The danger of turning the presidential election into Palin v. Obama was that if Miss Alaska implodes, the disaster ahead for the Repubs will be far worse than the dignified defeat they were looking at two weeks ago. One hesitates to predict anything this year given the nonstop surprises, but enough creaks can be heard already to suggest that the ice holding up the Arctic Lady may be about to develop some serious crevasses.
I particularly like this from Bloomberg that the McCain campaign has invented crowd-size numbers out of whole cloth. So maybe the massive turnouts to see the wondrous, teleprompter-reading Sarah P are a hoax. How droll.

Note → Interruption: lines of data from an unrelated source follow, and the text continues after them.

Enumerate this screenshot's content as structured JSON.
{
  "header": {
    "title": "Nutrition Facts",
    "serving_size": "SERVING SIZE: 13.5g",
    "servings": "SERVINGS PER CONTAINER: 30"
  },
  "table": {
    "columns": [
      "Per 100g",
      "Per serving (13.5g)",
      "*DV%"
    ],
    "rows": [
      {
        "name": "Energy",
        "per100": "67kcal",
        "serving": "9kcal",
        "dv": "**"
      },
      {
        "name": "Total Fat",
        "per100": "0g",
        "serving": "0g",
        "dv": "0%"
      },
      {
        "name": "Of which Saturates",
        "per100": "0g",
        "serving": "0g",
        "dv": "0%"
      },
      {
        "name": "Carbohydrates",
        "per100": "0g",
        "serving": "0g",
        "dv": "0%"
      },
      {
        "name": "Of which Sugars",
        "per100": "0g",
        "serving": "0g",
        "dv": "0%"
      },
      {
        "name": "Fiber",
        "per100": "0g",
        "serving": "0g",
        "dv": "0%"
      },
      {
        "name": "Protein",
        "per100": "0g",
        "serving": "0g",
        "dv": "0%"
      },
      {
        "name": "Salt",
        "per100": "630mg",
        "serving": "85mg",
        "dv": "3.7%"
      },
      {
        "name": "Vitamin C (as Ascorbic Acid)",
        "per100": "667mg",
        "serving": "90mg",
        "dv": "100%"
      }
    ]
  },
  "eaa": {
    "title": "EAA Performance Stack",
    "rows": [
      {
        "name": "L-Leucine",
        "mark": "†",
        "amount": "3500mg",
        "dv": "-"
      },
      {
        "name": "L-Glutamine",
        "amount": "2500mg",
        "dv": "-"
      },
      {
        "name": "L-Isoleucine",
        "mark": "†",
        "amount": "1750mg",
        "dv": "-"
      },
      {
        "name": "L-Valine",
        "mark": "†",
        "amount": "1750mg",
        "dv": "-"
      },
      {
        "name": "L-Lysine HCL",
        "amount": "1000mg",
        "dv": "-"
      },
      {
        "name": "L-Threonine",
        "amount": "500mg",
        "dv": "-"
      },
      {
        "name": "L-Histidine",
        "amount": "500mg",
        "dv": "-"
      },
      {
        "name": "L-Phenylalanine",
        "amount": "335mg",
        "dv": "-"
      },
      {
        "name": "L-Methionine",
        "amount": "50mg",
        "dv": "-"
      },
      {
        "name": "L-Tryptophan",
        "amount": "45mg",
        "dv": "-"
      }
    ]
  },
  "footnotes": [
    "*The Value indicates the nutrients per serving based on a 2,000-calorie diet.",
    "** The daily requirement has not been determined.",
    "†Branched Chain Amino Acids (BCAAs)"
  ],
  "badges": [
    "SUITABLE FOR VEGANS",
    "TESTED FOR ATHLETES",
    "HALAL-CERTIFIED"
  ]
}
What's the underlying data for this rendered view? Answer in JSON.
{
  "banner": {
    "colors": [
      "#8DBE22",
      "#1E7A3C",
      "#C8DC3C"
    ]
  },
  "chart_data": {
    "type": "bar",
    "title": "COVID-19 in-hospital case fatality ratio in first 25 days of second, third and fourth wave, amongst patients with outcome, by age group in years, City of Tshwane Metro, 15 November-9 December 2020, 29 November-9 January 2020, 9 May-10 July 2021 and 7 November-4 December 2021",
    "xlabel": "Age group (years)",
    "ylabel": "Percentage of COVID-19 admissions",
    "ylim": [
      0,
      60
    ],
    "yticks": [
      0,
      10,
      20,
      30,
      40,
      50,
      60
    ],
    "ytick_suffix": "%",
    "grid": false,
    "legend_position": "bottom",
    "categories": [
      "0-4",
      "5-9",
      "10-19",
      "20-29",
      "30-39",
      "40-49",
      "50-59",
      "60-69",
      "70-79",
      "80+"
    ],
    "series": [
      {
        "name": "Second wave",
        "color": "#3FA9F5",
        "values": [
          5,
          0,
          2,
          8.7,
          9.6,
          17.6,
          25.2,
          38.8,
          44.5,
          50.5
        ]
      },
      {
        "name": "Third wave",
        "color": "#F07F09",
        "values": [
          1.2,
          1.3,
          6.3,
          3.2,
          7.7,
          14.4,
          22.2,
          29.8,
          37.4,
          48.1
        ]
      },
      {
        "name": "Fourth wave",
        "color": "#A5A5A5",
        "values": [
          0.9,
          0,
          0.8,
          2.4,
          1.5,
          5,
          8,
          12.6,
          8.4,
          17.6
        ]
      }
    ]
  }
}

Or there’s this revelation in Saturday’s Washington Post that Supermom’s study tour to Ireland—a key state in complex international political issues, in case you didn’t know—was actually an airport layover. (I’m not making this up.) Ditto her ‘trip’ to Iraq, which apparently was a quick stop at a Kuwait military base. Oh well, those Ay-rab countries all look alike.
Pile these juicy teasers onto the baldfaced lies about the Bridge, the earmark fantasy, the steady leaks about her unlovely leadership style, unanswered Troopergate questions and who knows what all else that we can’t even imagine yet, and I dare to wonder if we are not about to witness a cataclysmic meltdown. I plan to call it The Garden of Earthly Delights. Heironymus Bosch hell will be nothing to the pain McCain will suffer if he comes to regret his two-week wonder.